Courtesy of Wikimedia Commons
Courtesy of Wikimedia Commons

California officials are considering making a transition to elections conducted exclusively by mail. In recent years, more than half the ballots cast in California’s elections have been submitted by mail. This year’s election in particular broke the record set in 2012, with just under 70 percent of the 4.5 million votes cast in California primaries this year being sent in by mail. With these numbers, many election officials are advocating that California disband use of traditional polling places in favor a mail-only voting system.

Their arguments are primarily focused on running as efficient an election as possible. First, it costs around a third less overall to conduct election by mail than to operate facilities where people can vote in person. Second, there is no need to recruit or train workers to run the polling places. This allows government officials to focus resources on counting the votes that arrive at post offices. Third, when votes are only coming in by mail, the election does not have to stall to accommodate the votes that straggle in late in the election; those votes will be expected and not disregarded due to time constraints.

There are, however, several issues with using a mail-only election system. A voter who has had no experience with voting by mail may make errors, which will result in the ballot being disregarded when it should be counted. There is also the issue of young (18- to 30-year-old) voters, who, in addition to being less likely to vote anyway, are not necessarily likely to vote by mail (because, after all, I doubt many of the people in that age range still remember how to use the mail system).

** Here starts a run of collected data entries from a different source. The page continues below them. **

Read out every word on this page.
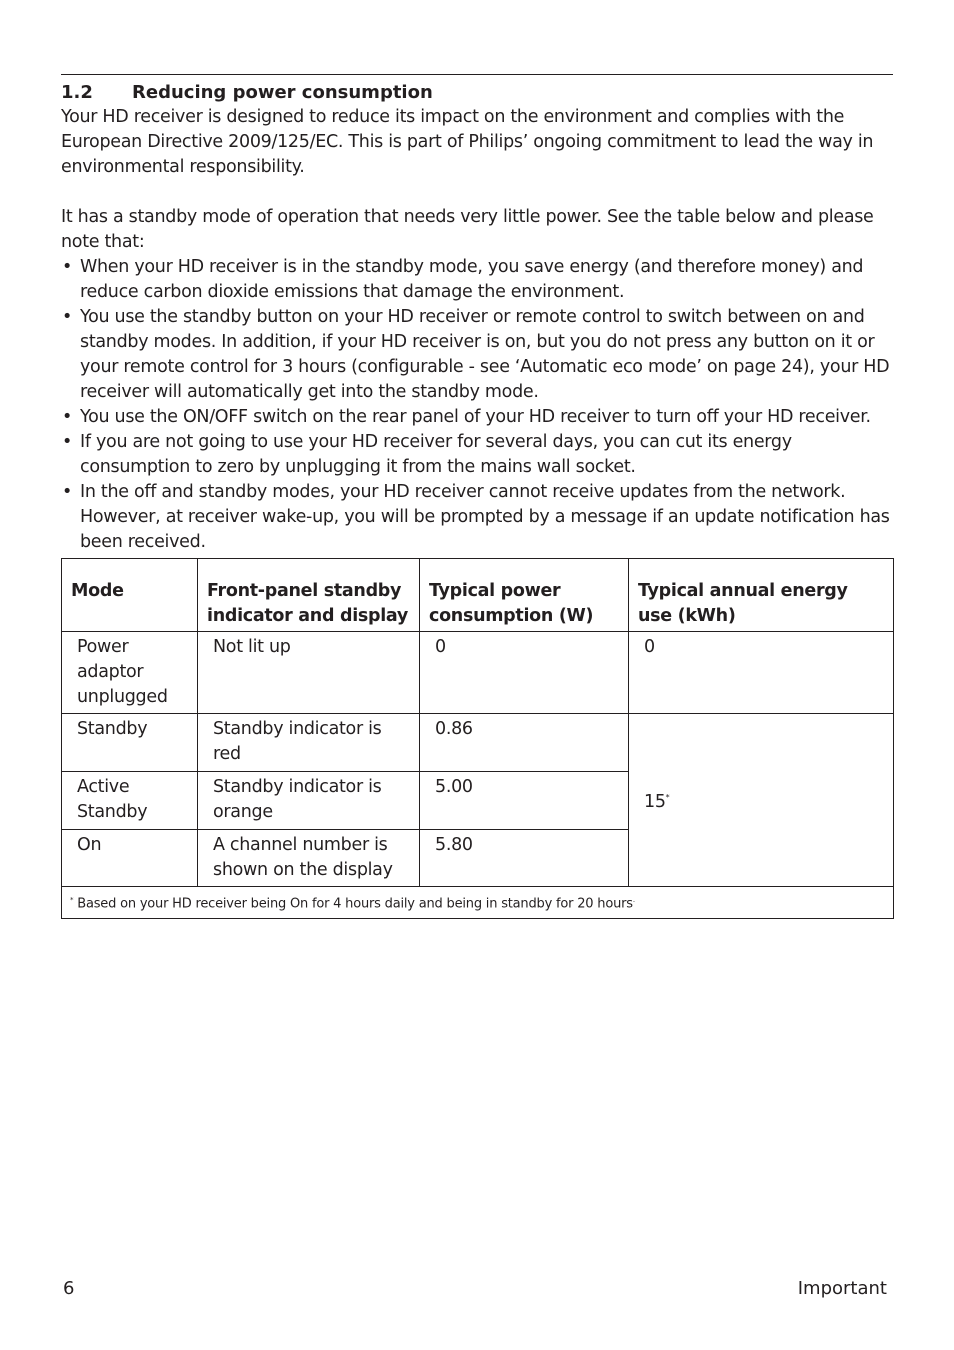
1.2 Reducing power consumption

Your HD receiver is designed to reduce its impact on the environment and complies with the European Directive 2009/125/EC. This is part of Philips’ ongoing commitment to lead the way in environmental responsibility.

It has a standby mode of operation that needs very little power. See the table below and please note that:

• When your HD receiver is in the standby mode, you save energy (and therefore money) and reduce carbon dioxide emissions that damage the environment.
• You use the standby button on your HD receiver or remote control to switch between on and standby modes. In addition, if your HD receiver is on, but you do not press any button on it or your remote control for 3 hours (configurable - see ‘Automatic eco mode’ on page 24), your HD receiver will automatically get into the standby mode.
• You use the ON/OFF switch on the rear panel of your HD receiver to turn off your HD receiver.
• If you are not going to use your HD receiver for several days, you can cut its energy consumption to zero by unplugging it from the mains wall socket.
• In the off and standby modes, your HD receiver cannot receive updates from the network. However, at receiver wake-up, you will be prompted by a message if an update notification has been received.
Mode	Front-panel standby indicator and display	Typical power consumption (W)	Typical annual energy use (kWh)
Power adaptor unplugged	Not lit up	0	0
Standby	Standby indicator is red	0.86	15*
Active Standby	Standby indicator is orange	5.00	
On	A channel number is shown on the display	5.80	
* Based on your HD receiver being On for 4 hours daily and being in standby for 20 hours.
6	Important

To solve some of the problems present in elections, it is necessary to use modern technology to make voting even more convenient and fast-paced. Namely, a system by which voters can submit their votes by using some electronic medium, such as a website for voting, would be extremely useful for drawing in voters. It would take very little expense, possibly limited to the cost of developing a user-friendly vote-casting website and paying the people who would have to be paid to count the votes anyway. Not only would such an idea draw in younger voters, but it would also be easier for voters across the spectrum to vote, taking the same amount of time as current methods, but from the convenience of one’s home, or anywhere else that can get a Wi-Fi signal.

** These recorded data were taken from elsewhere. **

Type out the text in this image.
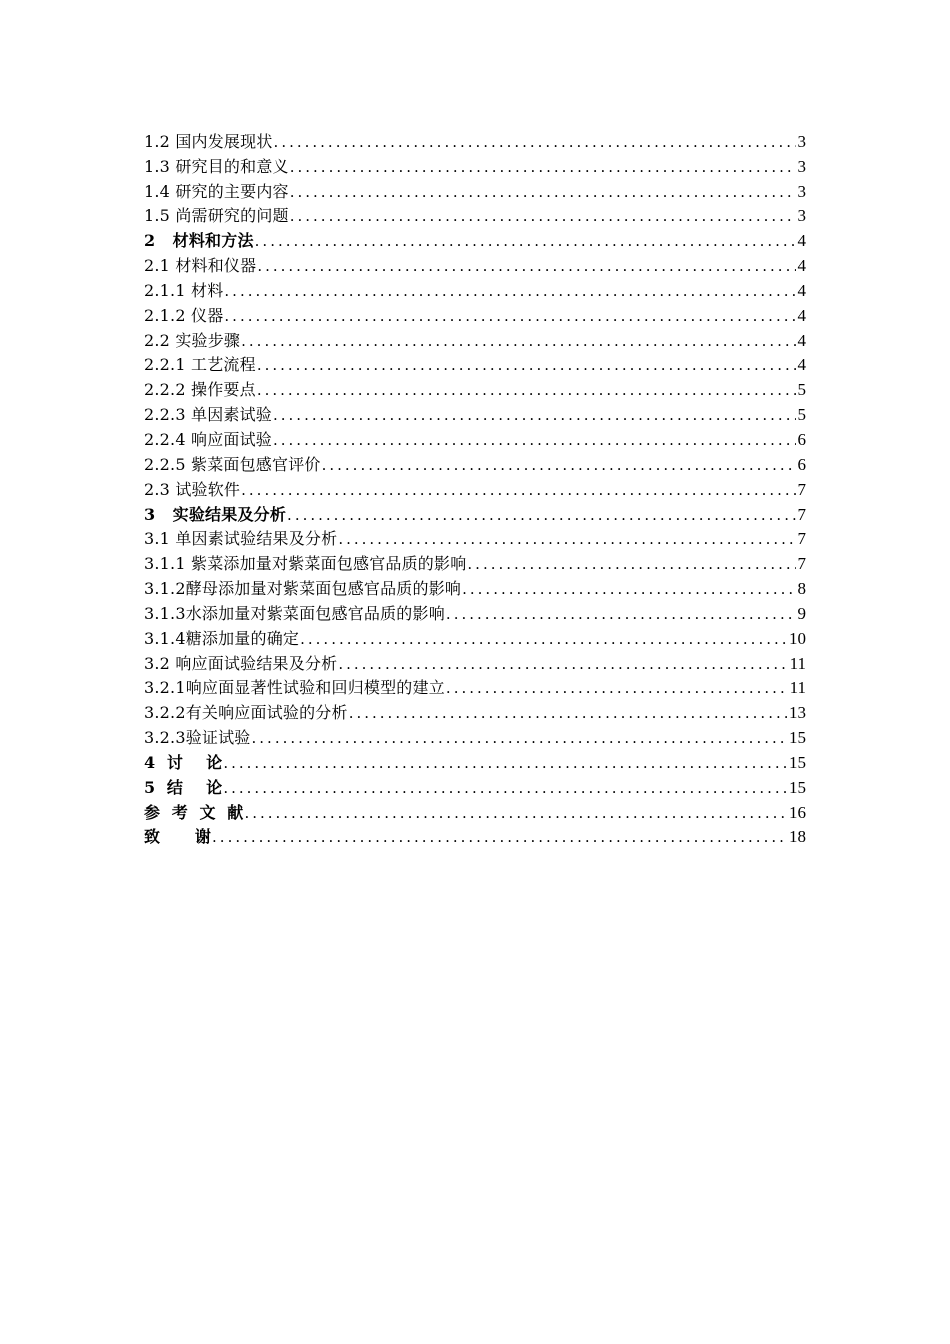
1.2 国内发展现状 .....	3
1.3 研究目的和意义 .....	3
1.4 研究的主要内容 .....	3
1.5 尚需研究的问题 .....	3
2   材料和方法 .....	4
2.1 材料和仪器 .....	4
2.1.1 材料 .....	4
2.1.2 仪器 .....	4
2.2 实验步骤 .....	4
2.2.1 工艺流程 .....	4
2.2.2 操作要点 .....	5
2.2.3 单因素试验 .....	5
2.2.4 响应面试验 .....	6
2.2.5 紫菜面包感官评价 .....	6
2.3 试验软件 .....	7
3   实验结果及分析 .....	7
3.1 单因素试验结果及分析 .....	7
3.1.1 紫菜添加量对紫菜面包感官品质的影响 .....	7
3.1.2酵母添加量对紫菜面包感官品质的影响 .....	8
3.1.3水添加量对紫菜面包感官品质的影响 .....	9
3.1.4糖添加量的确定 .....	10
3.2 响应面试验结果及分析 .....	11
3.2.1响应面显著性试验和回归模型的建立 .....	11
3.2.2有关响应面试验的分析 .....	13
3.2.3验证试验 .....	15
4  讨    论 .....	15
5  结    论 .....	15
参  考  文  献 .....	16
致      谢 .....	18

The website could be very simple. Open the page and select a language, input certain information (name, age and whatever other personal identifiers are currently used in voting) and the system allows you to access it. The page shows everything (propositions and people) that are being voted on this year. If you haven’t read up on the election, you can click on someone or something, and the page gives you the information pertaining to them. You then merely have to check off each vote, log out and you are done.

Such a system is a logical extension of what already happens online. If people conduct business and purchase things online, and register for who knows what online, voting cannot be any more harmful. Indeed, there is perhaps less risk, considering that one need not input a credit card to vote, whereas other online business often requires one. Hence, one’s finances are not imperiled by online voting. The information one would need to register and vote (such as a Social Security number) is already endangered by standard voting methods, so the risk of fraud in online voting is the same as for mail-in votes.

Anyone who can legally vote in California would be able to vote online easily. Only those who lack a computer would have difficulty, forcing them to vote at some public computer. An alternative for people with this situation would be to continue use of voting by mail; being able to vote from home, they would not have to vote at a public voting place, which, ultimately, is the goal of voting by mail. Thus there is no need to establish an exclusively mail-in voting system if the commitment to an online system of voting is made.

If voting were conducted exclusively (or primarily) by an electronic mode, the investment in time, resources and people involved in running an election conducted by a physical means would be lessened, almost completely removed. Thus, we accomplish the need for efficiency and the need for increased involvement, the metaphorical two birds with one stone.